Saturday, October 22, 2011

Book Review: "The Twelfth Enchantment"

David Liss' latest novel is The Twelfth Enchantment (Random House, 2011), something of a departure from his usual historical fiction in that it presumes the existence of magical forces in Regency England (sort of like Jonathan Strange and Mr. Norrell). Lucy Derrick, a young woman with lots of spunk but not much money, being forced into a marriage she doesn't want, suddenly discovers that not only is she very skilled at harnessing magical forces, but also that she's destined to play a role in a very important fight between the forces of good and evil.

More than anything else I found myself wanting more backstory. The plot is well paced and Liss has packed in enough twists and turns to keep things interesting, but I kept finding myself curious about one thing or another and wishing for more explanation. The secret book that Lucy must reassemble, the overall state of magical knowledge in England, the motivations of some of the major players: I wanted more explanation, more of the rich detail that Liss is so good at providing.

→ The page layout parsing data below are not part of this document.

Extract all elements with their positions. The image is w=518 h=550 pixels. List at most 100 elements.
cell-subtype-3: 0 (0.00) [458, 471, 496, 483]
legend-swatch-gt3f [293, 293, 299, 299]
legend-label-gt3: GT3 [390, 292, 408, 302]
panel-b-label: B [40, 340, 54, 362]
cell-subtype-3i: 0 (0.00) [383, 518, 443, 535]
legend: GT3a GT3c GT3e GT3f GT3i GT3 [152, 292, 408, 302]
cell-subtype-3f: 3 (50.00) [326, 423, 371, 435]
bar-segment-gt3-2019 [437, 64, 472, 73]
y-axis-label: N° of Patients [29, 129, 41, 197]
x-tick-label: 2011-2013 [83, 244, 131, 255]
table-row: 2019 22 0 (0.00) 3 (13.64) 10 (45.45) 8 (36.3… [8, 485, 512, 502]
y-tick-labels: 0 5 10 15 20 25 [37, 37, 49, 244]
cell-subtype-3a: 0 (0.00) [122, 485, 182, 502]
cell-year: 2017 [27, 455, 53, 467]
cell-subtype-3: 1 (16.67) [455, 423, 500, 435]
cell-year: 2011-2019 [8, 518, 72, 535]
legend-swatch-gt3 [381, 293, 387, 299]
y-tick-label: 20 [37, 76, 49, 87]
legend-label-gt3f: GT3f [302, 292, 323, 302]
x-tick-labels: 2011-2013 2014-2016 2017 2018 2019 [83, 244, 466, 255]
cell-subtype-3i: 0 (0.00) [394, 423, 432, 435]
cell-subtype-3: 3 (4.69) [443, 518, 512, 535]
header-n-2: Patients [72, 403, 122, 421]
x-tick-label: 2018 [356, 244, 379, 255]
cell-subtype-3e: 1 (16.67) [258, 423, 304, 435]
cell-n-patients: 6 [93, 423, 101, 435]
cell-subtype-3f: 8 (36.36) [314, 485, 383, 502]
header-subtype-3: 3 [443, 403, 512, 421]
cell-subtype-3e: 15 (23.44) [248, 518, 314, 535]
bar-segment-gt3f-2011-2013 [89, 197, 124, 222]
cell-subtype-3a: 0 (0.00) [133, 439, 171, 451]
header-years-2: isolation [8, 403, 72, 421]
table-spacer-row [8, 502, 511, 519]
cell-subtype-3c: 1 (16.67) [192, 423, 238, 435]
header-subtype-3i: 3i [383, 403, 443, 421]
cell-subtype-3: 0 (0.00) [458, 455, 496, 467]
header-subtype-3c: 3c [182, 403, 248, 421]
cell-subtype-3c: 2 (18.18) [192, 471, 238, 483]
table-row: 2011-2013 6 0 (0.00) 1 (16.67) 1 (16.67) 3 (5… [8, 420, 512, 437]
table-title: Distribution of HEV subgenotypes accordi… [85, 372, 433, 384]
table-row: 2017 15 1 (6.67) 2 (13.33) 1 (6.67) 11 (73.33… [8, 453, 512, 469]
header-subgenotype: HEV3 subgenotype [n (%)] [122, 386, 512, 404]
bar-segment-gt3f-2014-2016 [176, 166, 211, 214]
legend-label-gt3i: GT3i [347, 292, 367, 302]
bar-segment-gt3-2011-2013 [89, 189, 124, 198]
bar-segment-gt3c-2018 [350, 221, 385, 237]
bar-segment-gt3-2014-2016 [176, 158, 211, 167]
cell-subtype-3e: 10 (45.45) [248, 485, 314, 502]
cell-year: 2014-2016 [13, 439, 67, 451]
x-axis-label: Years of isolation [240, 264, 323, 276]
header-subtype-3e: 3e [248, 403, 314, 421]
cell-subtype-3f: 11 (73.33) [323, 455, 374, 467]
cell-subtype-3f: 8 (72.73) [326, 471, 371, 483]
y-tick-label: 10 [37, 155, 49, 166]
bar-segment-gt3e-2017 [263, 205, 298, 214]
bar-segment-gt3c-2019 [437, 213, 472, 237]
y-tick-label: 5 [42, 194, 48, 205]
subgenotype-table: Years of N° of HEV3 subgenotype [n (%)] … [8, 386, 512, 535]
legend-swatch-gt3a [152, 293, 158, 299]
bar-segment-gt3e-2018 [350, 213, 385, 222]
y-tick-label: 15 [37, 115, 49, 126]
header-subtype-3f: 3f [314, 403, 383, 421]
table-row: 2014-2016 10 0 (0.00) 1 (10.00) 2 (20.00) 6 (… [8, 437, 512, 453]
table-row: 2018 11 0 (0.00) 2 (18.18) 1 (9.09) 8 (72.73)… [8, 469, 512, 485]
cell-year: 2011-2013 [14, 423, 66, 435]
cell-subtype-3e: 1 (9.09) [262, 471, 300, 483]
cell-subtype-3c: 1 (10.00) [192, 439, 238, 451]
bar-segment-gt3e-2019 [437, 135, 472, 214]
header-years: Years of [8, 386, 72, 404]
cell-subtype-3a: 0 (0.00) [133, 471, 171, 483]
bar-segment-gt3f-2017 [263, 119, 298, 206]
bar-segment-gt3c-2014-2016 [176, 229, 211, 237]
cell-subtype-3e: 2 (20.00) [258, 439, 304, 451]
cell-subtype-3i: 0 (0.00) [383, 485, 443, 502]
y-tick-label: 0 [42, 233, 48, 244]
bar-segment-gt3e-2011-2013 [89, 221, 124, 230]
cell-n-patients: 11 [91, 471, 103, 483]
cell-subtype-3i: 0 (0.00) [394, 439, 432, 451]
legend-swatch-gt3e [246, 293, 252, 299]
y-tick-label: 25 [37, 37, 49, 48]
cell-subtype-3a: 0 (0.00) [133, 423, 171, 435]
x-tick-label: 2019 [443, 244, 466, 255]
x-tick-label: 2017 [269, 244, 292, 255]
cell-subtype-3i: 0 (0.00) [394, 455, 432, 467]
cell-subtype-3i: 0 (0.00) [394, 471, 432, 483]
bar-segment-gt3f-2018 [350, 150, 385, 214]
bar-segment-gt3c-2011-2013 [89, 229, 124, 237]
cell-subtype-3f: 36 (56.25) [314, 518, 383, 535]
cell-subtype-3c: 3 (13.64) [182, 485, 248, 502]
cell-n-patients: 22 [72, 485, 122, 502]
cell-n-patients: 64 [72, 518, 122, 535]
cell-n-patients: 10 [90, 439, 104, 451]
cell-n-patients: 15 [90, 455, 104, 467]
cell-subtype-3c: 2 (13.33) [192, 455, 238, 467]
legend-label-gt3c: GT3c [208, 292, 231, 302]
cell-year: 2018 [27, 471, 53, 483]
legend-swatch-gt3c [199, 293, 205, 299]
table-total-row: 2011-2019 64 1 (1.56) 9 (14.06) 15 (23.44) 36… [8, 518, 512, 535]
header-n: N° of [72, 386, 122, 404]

Featuring appearances (I won't say cameos since they're fairly substantive) by such real figures as Lord Byron, William Blake, and Spencer Perceval, Liss' novel takes the Luddite movement and puts it into a larger (more fantastical) context. It was a fun, escapist, read, but I just wish Liss had been able to tie up a few of the loose ends more tightly.

1 comment:

Suburbanbanshee said...

Sort of like Stevermer and Wrede, you mean. That Norrell book was a Johnny-come-lately to the subgenre.